A small utility intended to assist with pushing TLS certificates (most notably wildcard certificates produced by Let's Encrypt) to multiple Kubernetes clusters. It was built with the intention of having one place where certificates are managed and renewed separate from the clusters.

Usage

Deploy certificates to multiple Kubernetes clusters

Usage:
  certdeploy [flags]

Flags:
  -c, --config string       path to config file
  -h, --help                help for certdeploy
  -k, --kubeconfig string   path to kubeconfig file (default "$HOME/.kube/config")

Configuration

A simple example of a configuration file containing one cluster might look something like this:

secrets:
  # Key to reference the secret by
  tls-dev:
    # The name of the secret to create
    name: tls-dev
    # Key value pairs representing the data the secret will be created with
    files:
      fullchain.pem: /etc/letsencrypt/live/myawesomedevdomain.com/fullchain.pem
      privkey.pem: /etc/letsencrypt/live/myawesomedevdomain.com/privkey.pem
    # A list of namespaces where this secret will be created
    namespaces:
      - kube-system
      - my-ns

clusters:
    # A label to use for the cluster in output
  - name: dev
    # The context to use from the kubeconfig file
    context: dev-cluster
    # A list of secrets (defined above) to create in this cluster
    secrets:
      - tls-dev

Kubernetes Integration

It is highly recommended you use a Kubernetes service account when connecting to the clusters. There are some scripts included to assist with this in the scripts directory. These scripts may not be suitable for all use cases, so please modify them as necessary for your particular situation.

The service-account.yml file is an example of such a service account. It creates a cluster-wide role that allows the service account to get secrets by name, create secrets, and update secrets. This is the basic functionality that certdeploy uses. You can secure this even further if you already know what the names of your secrets will be:

apiVersion: rbac.authorization.k8s.io/v1
kind: ClusterRole
metadata:
  name: certdeploy
rules:
  - apiGroups: [""]
    resources: ["secrets"]
    resourceNames: ["my-tls-secret"]
    verbs: ["get", "create", "update"]

This will limit the service account to only being able to get, create, or update a secret with the name my-tls-secret.
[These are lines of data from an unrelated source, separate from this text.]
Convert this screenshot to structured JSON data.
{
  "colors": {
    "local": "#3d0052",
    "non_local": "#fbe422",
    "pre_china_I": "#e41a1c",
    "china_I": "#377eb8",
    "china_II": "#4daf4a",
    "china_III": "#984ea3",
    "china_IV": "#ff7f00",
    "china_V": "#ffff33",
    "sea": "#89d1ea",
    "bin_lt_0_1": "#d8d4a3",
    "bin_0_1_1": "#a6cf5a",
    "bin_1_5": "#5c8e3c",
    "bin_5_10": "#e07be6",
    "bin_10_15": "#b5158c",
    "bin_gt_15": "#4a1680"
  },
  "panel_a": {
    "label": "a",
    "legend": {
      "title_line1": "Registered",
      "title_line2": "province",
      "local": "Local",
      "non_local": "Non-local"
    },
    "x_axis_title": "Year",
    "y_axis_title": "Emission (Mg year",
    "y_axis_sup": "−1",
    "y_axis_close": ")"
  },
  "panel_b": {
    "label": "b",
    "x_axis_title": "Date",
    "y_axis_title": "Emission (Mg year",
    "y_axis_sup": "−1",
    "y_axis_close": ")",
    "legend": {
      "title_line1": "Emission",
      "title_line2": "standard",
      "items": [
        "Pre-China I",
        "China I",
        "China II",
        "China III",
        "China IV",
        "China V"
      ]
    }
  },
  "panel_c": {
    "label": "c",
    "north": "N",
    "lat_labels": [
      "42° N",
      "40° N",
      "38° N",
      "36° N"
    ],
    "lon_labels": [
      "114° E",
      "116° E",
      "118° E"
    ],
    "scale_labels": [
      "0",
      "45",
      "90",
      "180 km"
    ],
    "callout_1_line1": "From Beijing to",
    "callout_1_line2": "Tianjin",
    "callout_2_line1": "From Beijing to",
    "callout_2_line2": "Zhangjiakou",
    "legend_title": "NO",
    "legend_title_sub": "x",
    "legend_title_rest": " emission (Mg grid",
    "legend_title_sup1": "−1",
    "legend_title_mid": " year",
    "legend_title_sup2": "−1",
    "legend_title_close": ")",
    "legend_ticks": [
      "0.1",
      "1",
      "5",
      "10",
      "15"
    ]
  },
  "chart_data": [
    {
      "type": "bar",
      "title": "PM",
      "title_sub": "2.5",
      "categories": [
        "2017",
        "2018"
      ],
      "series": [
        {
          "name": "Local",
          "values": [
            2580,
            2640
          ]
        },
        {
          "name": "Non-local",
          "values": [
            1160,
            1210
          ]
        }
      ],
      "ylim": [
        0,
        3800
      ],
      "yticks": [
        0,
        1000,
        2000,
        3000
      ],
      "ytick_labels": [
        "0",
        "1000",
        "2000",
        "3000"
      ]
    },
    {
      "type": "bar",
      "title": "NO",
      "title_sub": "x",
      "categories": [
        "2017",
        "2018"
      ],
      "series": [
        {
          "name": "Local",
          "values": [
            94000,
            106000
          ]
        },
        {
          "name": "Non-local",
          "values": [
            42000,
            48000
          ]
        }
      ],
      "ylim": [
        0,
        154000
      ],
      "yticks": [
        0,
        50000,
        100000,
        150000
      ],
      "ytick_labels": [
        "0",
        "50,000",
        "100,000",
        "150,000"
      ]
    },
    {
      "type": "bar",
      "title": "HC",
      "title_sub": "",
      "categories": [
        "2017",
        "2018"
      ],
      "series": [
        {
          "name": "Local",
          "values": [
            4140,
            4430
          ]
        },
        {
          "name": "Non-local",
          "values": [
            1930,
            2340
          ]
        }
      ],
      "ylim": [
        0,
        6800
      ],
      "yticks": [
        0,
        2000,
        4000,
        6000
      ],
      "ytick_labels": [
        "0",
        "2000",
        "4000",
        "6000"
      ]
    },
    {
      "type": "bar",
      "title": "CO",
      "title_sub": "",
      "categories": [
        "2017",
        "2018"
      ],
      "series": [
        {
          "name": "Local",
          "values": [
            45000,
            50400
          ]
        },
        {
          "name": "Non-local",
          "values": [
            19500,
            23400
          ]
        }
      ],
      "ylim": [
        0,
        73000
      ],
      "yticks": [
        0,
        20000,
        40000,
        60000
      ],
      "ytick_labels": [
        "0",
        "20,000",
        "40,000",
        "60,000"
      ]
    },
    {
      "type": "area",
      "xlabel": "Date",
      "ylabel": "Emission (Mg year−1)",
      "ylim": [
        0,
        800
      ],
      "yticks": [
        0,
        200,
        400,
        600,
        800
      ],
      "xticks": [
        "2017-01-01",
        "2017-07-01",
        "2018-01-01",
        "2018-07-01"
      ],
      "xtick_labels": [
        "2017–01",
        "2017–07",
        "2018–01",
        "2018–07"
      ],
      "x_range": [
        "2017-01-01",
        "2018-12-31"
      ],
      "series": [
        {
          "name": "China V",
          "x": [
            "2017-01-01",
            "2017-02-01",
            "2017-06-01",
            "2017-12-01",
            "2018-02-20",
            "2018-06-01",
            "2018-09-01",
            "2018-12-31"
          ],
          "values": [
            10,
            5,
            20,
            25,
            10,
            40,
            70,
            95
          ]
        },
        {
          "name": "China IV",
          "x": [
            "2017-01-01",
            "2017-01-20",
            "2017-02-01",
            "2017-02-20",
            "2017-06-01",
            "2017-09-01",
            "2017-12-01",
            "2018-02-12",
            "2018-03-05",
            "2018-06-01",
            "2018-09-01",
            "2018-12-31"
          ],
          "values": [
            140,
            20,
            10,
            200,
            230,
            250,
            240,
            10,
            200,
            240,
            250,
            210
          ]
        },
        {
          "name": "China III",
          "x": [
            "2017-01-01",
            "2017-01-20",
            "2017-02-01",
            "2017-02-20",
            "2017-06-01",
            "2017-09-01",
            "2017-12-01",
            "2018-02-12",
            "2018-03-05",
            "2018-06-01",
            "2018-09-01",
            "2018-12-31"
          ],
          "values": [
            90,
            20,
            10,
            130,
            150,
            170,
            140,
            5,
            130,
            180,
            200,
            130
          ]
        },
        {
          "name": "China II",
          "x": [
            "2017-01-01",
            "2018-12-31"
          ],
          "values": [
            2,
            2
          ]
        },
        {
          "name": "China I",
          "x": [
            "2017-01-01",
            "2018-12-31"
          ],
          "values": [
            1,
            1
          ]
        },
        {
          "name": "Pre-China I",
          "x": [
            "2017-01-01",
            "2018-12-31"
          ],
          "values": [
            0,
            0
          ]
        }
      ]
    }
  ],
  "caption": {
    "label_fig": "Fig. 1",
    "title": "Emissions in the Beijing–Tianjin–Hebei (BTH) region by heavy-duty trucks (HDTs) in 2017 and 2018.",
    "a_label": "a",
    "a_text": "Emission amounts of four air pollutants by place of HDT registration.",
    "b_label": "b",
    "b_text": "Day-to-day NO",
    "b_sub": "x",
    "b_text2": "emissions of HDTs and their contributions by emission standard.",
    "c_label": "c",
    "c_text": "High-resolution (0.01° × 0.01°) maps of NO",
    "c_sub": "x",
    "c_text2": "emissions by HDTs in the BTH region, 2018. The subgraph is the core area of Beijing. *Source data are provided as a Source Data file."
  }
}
To use this service account when connecting to clusters, you will need a kubeconfig file with the necessary credentials. The script create-kubeconfig.sh can assist with this once the service account has been created in your cluster(s). This script assumes that the machine you're running it from already has one or more Kubernetes contexts available to connect to clusters via tools like kubectl. Using that, it can then retrieve the service account's credentials and generate a new kubeconfig based on that information. It can also be run multiple times against the same kubeconfig file to generate multiple contexts, which is useful when using certdeploy for multiple clusters.

The following command will create a kubeconfig file in the current directory, where certdeploy is the name of the service account:

scripts/create-kubeconfig.sh certdeploy

Optionally, you can also control where the output will be placed:

scripts/create-kubeconfig.sh -o ./cfg/kubeconfig certdeploy

More information is available by running scripts/create-kubeconfig.sh --help.